Während des Formel-1-Wochenendes: Stripperinnen einer ganzen Stadt legen die Arbeit nieder
Montreal (Kanada) – Wer am Formel-1-Wochenende in Montreal einen Stripclub besuchen möchte, muss damit rechnen, keinen Striptease zu sehen. Denn die Stripperinnen der Stadt haben für den 23. Mai einen Streik angekündigt – und haben diesen Termin bewusst gewählt.
„Wir sind der Meinung, dass der Grand Prix der perfekte Zeitpunkt für einen Arbeitskampf ist. Während dieser Zeit sind die Clubs am stärksten frequentiert, was für die Betreiber die ertragreichste Phase des Jahres darstellt.

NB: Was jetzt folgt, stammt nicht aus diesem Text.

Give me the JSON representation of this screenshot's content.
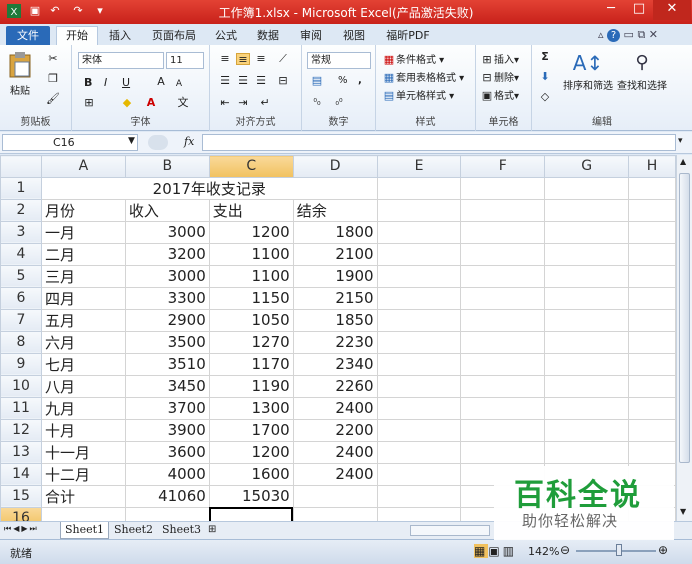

Genau hier wollen wir ihnen mit unserem Streik finanziell wehtun“, heißt es auf der Webseite des Komitees autonomer Sexarbeiterinnen, das zum Protest aufruft.
Mit dem Streik setzen sich die Tänzerinnen für die Gleichstellung mit anderen Arbeitnehmerinnen Kanadas ein und fordern insbesondere die Abschaffung der sogenannten „Bar Fee“.
In den meisten Stripclubs Montreals erhalten die Tänzerinnen kein festes Gehalt, sondern leben ausschließlich von Trinkgeldern. Dennoch sind sie verpflichtet, eine Gebühr an die Bars zu zahlen, um dort auftreten zu dürfen – während des Formel-1-Wochenendes wird diese teilweise auf bis zu 110 Dollar pro Nacht angehoben.
Obwohl der Grand Prix für manche Stripperinnen finanziell durchaus lohnend ist, schaffen es viele nicht, auch nur die anfallenden Gebühren an die Clubs zu decken.
„Es kommt jedes Jahr vor, dass wir nach Hause gehen und feststellen, dass wir Verluste gemacht haben“, berichtete eine Tänzerin der Montreal Gazette.
Da die Stripperinnen offiziell als Selbstständige gelten, obwohl sie de facto von Management und Clubs abhängig sind und deren Arbeitsbedingungen unterworfen sind, fehlen ihnen grundlegende Arbeitnehmerrechte wie Lohnfortzahlung im Krankheitsfall, Absicherung bei Arbeitsunfällen oder ein existenzsicherndes Einkommen.
„Weil wir keine Angestellten sind, profitieren wir nicht von den Schutzvorrichtungen, die andere Beschäftigte üblicherweise haben“, erklärte die Betroffene weiter.
Hinzu kommen schlechte Arbeitsbedingungen, darunter Diskriminierung, Belästigung und Gewalt, vor denen die Tänzerinnen nur unzureichend geschützt sind.
„Wir haben genug davon! Wir sind der Meinung, dass jetzt der Moment gekommen ist, um uns zur Wehr zu setzen“, heißt es deshalb auf der Internetseite. Das Ereignis des Großen Preises von Kanada biete zudem auch medienwirksam den optimalen Rahmen für ihren Protest, da hier die Aufmerksamkeit besonders groß ist.